We don't all live with successful writers and we must depend on our writer friends or writing teachers who can help us with the proofing. We still need to invest in a professional editor, or a book doctor, who can take the book out of the amateur stage and make it into the polished gem we want to present to the world.

On October 19, 2:30 p.m. at Moss Library in Hayesville, NC Writers Circle is sponsoring a panel discussion on Prepare to Publish. On this panel will be Kathryn Magendie, author of a number of books published by Belle Books. Also on this panel will be Maren O. Mitchell, author of a non-fiction book, Beat Chronic Pain; An Insider's Guide. Nadine Justice is the author of I'm a Coal Miner's Daughter But I Cain't Sang, a memoir that takes us from the coal mines of her youth to her success as an Interior Designer in Atlanta. 

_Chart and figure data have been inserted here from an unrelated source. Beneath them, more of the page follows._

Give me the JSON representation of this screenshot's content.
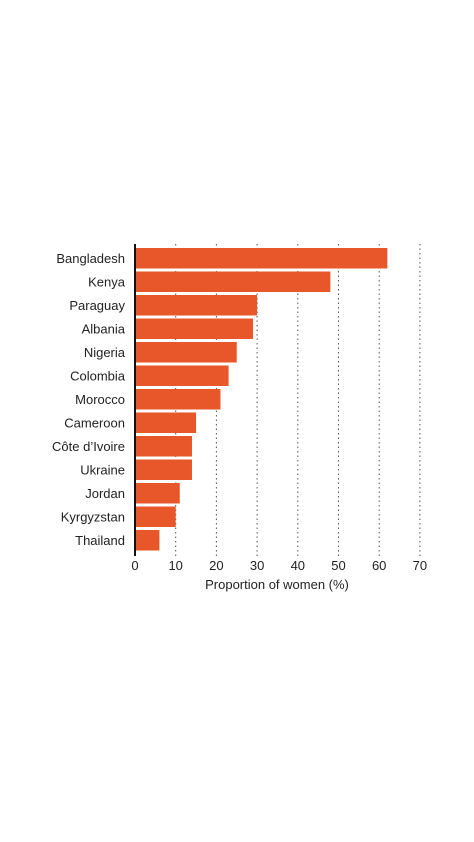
{
  "chart_data": {
    "type": "bar",
    "orientation": "horizontal",
    "categories": [
      "Bangladesh",
      "Kenya",
      "Paraguay",
      "Albania",
      "Nigeria",
      "Colombia",
      "Morocco",
      "Cameroon",
      "Côte d’Ivoire",
      "Ukraine",
      "Jordan",
      "Kyrgyzstan",
      "Thailand"
    ],
    "values": [
      62,
      48,
      30,
      29,
      25,
      23,
      21,
      15,
      14,
      14,
      11,
      10,
      6
    ],
    "xlabel": "Proportion of women (%)",
    "ylabel": "",
    "xlim": [
      0,
      70
    ],
    "xticks": [
      0,
      10,
      20,
      30,
      40,
      50,
      60,
      70
    ],
    "grid": "vertical dotted",
    "bar_color": "#e8572a"
  }
}
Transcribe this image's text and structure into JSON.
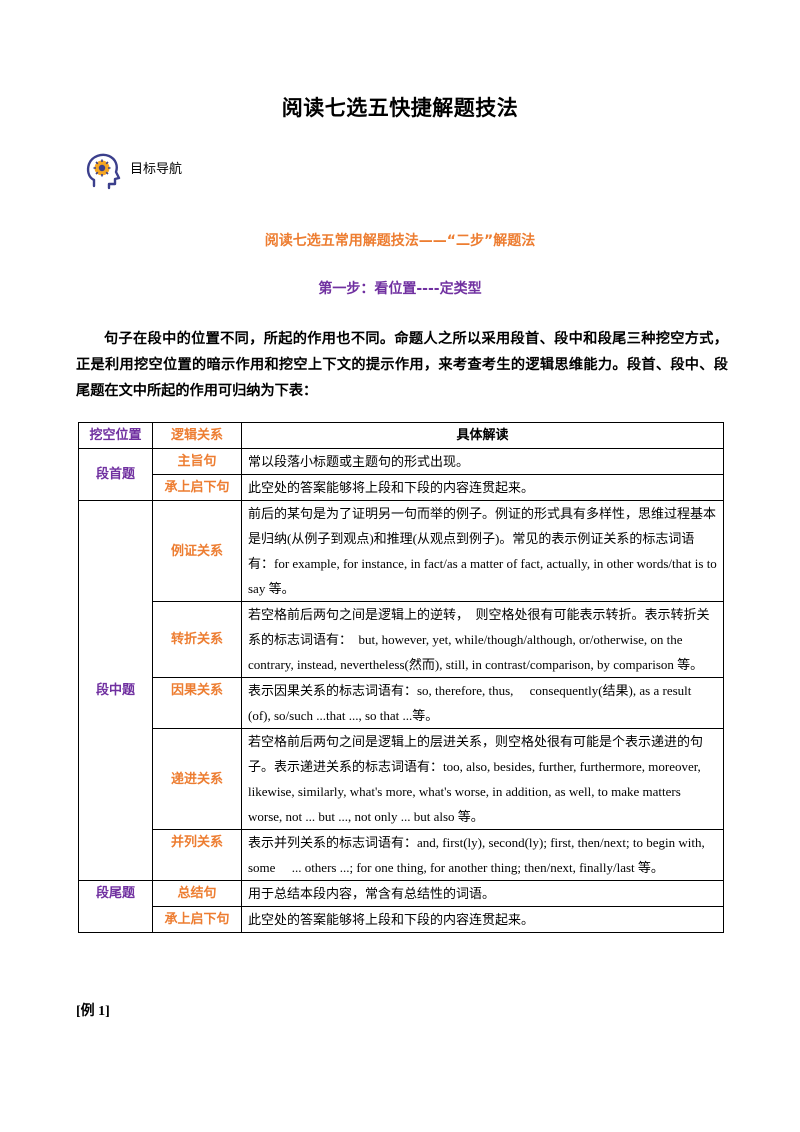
{
  "title": "阅读七选五快捷解题技法",
  "nav": {
    "icon": "brain-head-icon",
    "label": "目标导航"
  },
  "subtitle": "阅读七选五常用解题技法——“二步”解题法",
  "step1": "第一步：看位置----定类型",
  "intro": "句子在段中的位置不同，所起的作用也不同。命题人之所以采用段首、段中和段尾三种挖空方式，正是利用挖空位置的暗示作用和挖空上下文的提示作用，来考查考生的逻辑思维能力。段首、段中、段尾题在文中所起的作用可归纳为下表：",
  "colors": {
    "purple": "#7030A0",
    "orange": "#ED7D31"
  },
  "table": {
    "headers": {
      "position": "挖空位置",
      "relation": "逻辑关系",
      "detail": "具体解读"
    },
    "groups": [
      {
        "position": "段首题",
        "rows": [
          {
            "relation": "主旨句",
            "detail": "常以段落小标题或主题句的形式出现。"
          },
          {
            "relation": "承上启下句",
            "detail": "此空处的答案能够将上段和下段的内容连贯起来。"
          }
        ]
      },
      {
        "position": "段中题",
        "rows": [
          {
            "relation": "例证关系",
            "detail": "前后的某句是为了证明另一句而举的例子。例证的形式具有多样性，思维过程基本是归纳(从例子到观点)和推理(从观点到例子)。常见的表示例证关系的标志词语有：for example, for instance, in fact/as a matter of fact, actually, in other words/that is to say 等。"
          },
          {
            "relation": "转折关系",
            "detail": "若空格前后两句之间是逻辑上的逆转，　则空格处很有可能表示转折。表示转折关系的标志词语有：　but, however, yet, while/though/although, or/otherwise, on the contrary, instead, nevertheless(然而), still, in contrast/comparison, by comparison 等。"
          },
          {
            "relation": "因果关系",
            "detail": "表示因果关系的标志词语有：so, therefore, thus,　 consequently(结果), as a result (of), so/such ...that ..., so that ...等。"
          },
          {
            "relation": "递进关系",
            "detail": "若空格前后两句之间是逻辑上的层进关系，则空格处很有可能是个表示递进的句子。表示递进关系的标志词语有：too, also, besides, further, furthermore, moreover, likewise, similarly, what's more, what's worse, in addition, as well, to make matters worse, not ... but ..., not only ... but also 等。"
          },
          {
            "relation": "并列关系",
            "detail": "表示并列关系的标志词语有：and, first(ly), second(ly); first, then/next; to begin with, some　 ... others ...; for one thing, for another thing; then/next, finally/last 等。"
          }
        ]
      },
      {
        "position": "段尾题",
        "rows": [
          {
            "relation": "总结句",
            "detail": "用于总结本段内容，常含有总结性的词语。"
          },
          {
            "relation": "承上启下句",
            "detail": "此空处的答案能够将上段和下段的内容连贯起来。"
          }
        ]
      }
    ]
  },
  "example_label": "[例 1]"
}
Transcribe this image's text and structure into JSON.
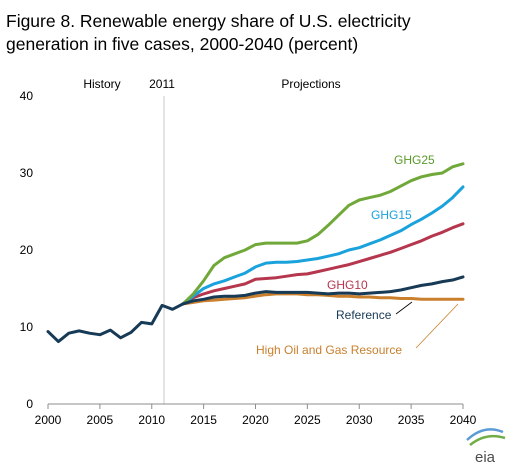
{
  "chart_data": {
    "type": "line",
    "title_line1": "Figure 8. Renewable energy share of U.S. electricity",
    "title_line2": "generation in five cases, 2000-2040 (percent)",
    "xlabel": "",
    "ylabel": "",
    "xlim": [
      2000,
      2040
    ],
    "ylim": [
      0,
      40
    ],
    "x_ticks": [
      2000,
      2005,
      2010,
      2015,
      2020,
      2025,
      2030,
      2035,
      2040
    ],
    "y_ticks": [
      0,
      10,
      20,
      30,
      40
    ],
    "grid": false,
    "divider_year": 2011.5,
    "annotations": {
      "history": "History",
      "year_2011": "2011",
      "projections": "Projections"
    },
    "history": {
      "x": [
        2000,
        2001,
        2002,
        2003,
        2004,
        2005,
        2006,
        2007,
        2008,
        2009,
        2010,
        2011,
        2012,
        2013
      ],
      "values": [
        9.4,
        8.1,
        9.2,
        9.5,
        9.2,
        9.0,
        9.6,
        8.6,
        9.3,
        10.6,
        10.4,
        12.8,
        12.3,
        13.0
      ],
      "color": "#173a56"
    },
    "series": [
      {
        "name": "GHG25",
        "color": "#70a83a",
        "label_color": "#5a9a2a",
        "x": [
          2013,
          2014,
          2015,
          2016,
          2017,
          2018,
          2019,
          2020,
          2021,
          2022,
          2023,
          2024,
          2025,
          2026,
          2027,
          2028,
          2029,
          2030,
          2031,
          2032,
          2033,
          2034,
          2035,
          2036,
          2037,
          2038,
          2039,
          2040
        ],
        "values": [
          13.0,
          14.3,
          16.0,
          18.0,
          19.0,
          19.5,
          20.0,
          20.7,
          20.9,
          20.9,
          20.9,
          20.9,
          21.2,
          22.0,
          23.2,
          24.5,
          25.8,
          26.5,
          26.8,
          27.1,
          27.6,
          28.3,
          29.0,
          29.5,
          29.8,
          30.0,
          30.8,
          31.2
        ]
      },
      {
        "name": "GHG15",
        "color": "#1aa2dc",
        "label_color": "#1aa2dc",
        "x": [
          2013,
          2014,
          2015,
          2016,
          2017,
          2018,
          2019,
          2020,
          2021,
          2022,
          2023,
          2024,
          2025,
          2026,
          2027,
          2028,
          2029,
          2030,
          2031,
          2032,
          2033,
          2034,
          2035,
          2036,
          2037,
          2038,
          2039,
          2040
        ],
        "values": [
          13.0,
          14.0,
          15.0,
          15.6,
          16.0,
          16.5,
          17.0,
          17.8,
          18.3,
          18.4,
          18.4,
          18.5,
          18.7,
          18.9,
          19.2,
          19.5,
          20.0,
          20.3,
          20.8,
          21.3,
          21.9,
          22.5,
          23.3,
          24.0,
          24.8,
          25.7,
          26.8,
          28.2
        ]
      },
      {
        "name": "GHG10",
        "color": "#b5364d",
        "label_color": "#b5364d",
        "x": [
          2013,
          2014,
          2015,
          2016,
          2017,
          2018,
          2019,
          2020,
          2021,
          2022,
          2023,
          2024,
          2025,
          2026,
          2027,
          2028,
          2029,
          2030,
          2031,
          2032,
          2033,
          2034,
          2035,
          2036,
          2037,
          2038,
          2039,
          2040
        ],
        "values": [
          13.0,
          13.8,
          14.3,
          14.7,
          15.0,
          15.3,
          15.6,
          16.2,
          16.3,
          16.4,
          16.6,
          16.8,
          16.9,
          17.2,
          17.5,
          17.8,
          18.1,
          18.5,
          18.9,
          19.3,
          19.7,
          20.2,
          20.7,
          21.2,
          21.8,
          22.3,
          22.9,
          23.4
        ]
      },
      {
        "name": "Reference",
        "color": "#173a56",
        "label_color": "#173a56",
        "x": [
          2013,
          2014,
          2015,
          2016,
          2017,
          2018,
          2019,
          2020,
          2021,
          2022,
          2023,
          2024,
          2025,
          2026,
          2027,
          2028,
          2029,
          2030,
          2031,
          2032,
          2033,
          2034,
          2035,
          2036,
          2037,
          2038,
          2039,
          2040
        ],
        "values": [
          13.0,
          13.4,
          13.6,
          13.9,
          14.0,
          14.0,
          14.1,
          14.4,
          14.6,
          14.5,
          14.5,
          14.5,
          14.5,
          14.4,
          14.3,
          14.4,
          14.4,
          14.3,
          14.4,
          14.5,
          14.6,
          14.8,
          15.1,
          15.4,
          15.6,
          15.9,
          16.1,
          16.5
        ]
      },
      {
        "name": "High Oil and Gas Resource",
        "color": "#c97f2c",
        "label_color": "#c97f2c",
        "x": [
          2013,
          2014,
          2015,
          2016,
          2017,
          2018,
          2019,
          2020,
          2021,
          2022,
          2023,
          2024,
          2025,
          2026,
          2027,
          2028,
          2029,
          2030,
          2031,
          2032,
          2033,
          2034,
          2035,
          2036,
          2037,
          2038,
          2039,
          2040
        ],
        "values": [
          13.0,
          13.2,
          13.4,
          13.5,
          13.6,
          13.7,
          13.8,
          14.0,
          14.2,
          14.3,
          14.3,
          14.3,
          14.2,
          14.2,
          14.1,
          14.0,
          14.0,
          13.9,
          13.9,
          13.8,
          13.8,
          13.7,
          13.7,
          13.6,
          13.6,
          13.6,
          13.6,
          13.6
        ]
      }
    ]
  },
  "logo": {
    "text": "eia",
    "colors": [
      "#5b9bd5",
      "#70ad47",
      "#1f4e79"
    ]
  }
}
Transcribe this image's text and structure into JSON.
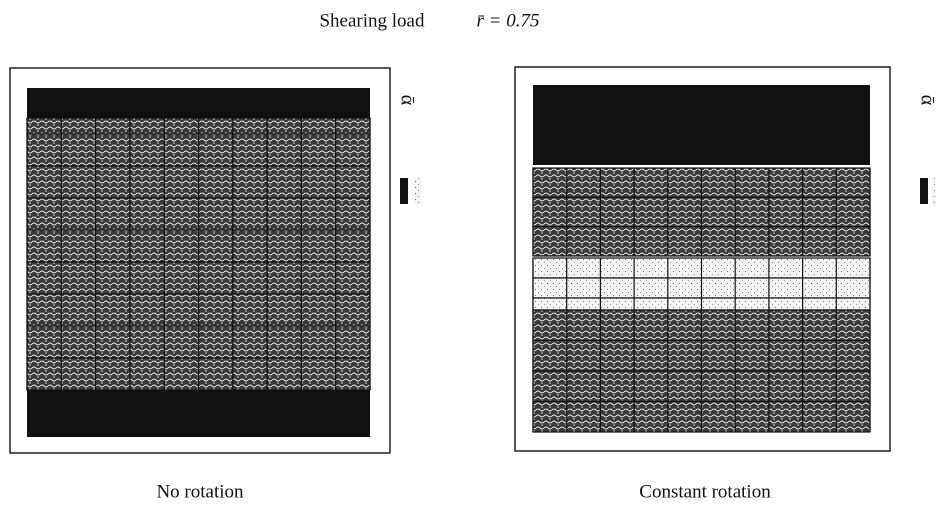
{
  "header": {
    "title": "Shearing load",
    "parameter": "r̄ = 0.75"
  },
  "panels": [
    {
      "caption": "No rotation",
      "legend_symbol": "ᾱ"
    },
    {
      "caption": "Constant rotation",
      "legend_symbol": "ᾱ"
    }
  ]
}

My experience in publishing books began with a family history book in 1998 and a poetry chapbook published by Finishing Line Press in 2009. None of us are experts in the field of publishing, but we can tell what we learned along the way - what we should have done and what we would do better next time. We will have a question and answer session and hope our audience will come ready to take notes. 
There is no charge for this event. Much appreciation to Moss Library and Mary Fonda, librarian. Refreshments will be served during break.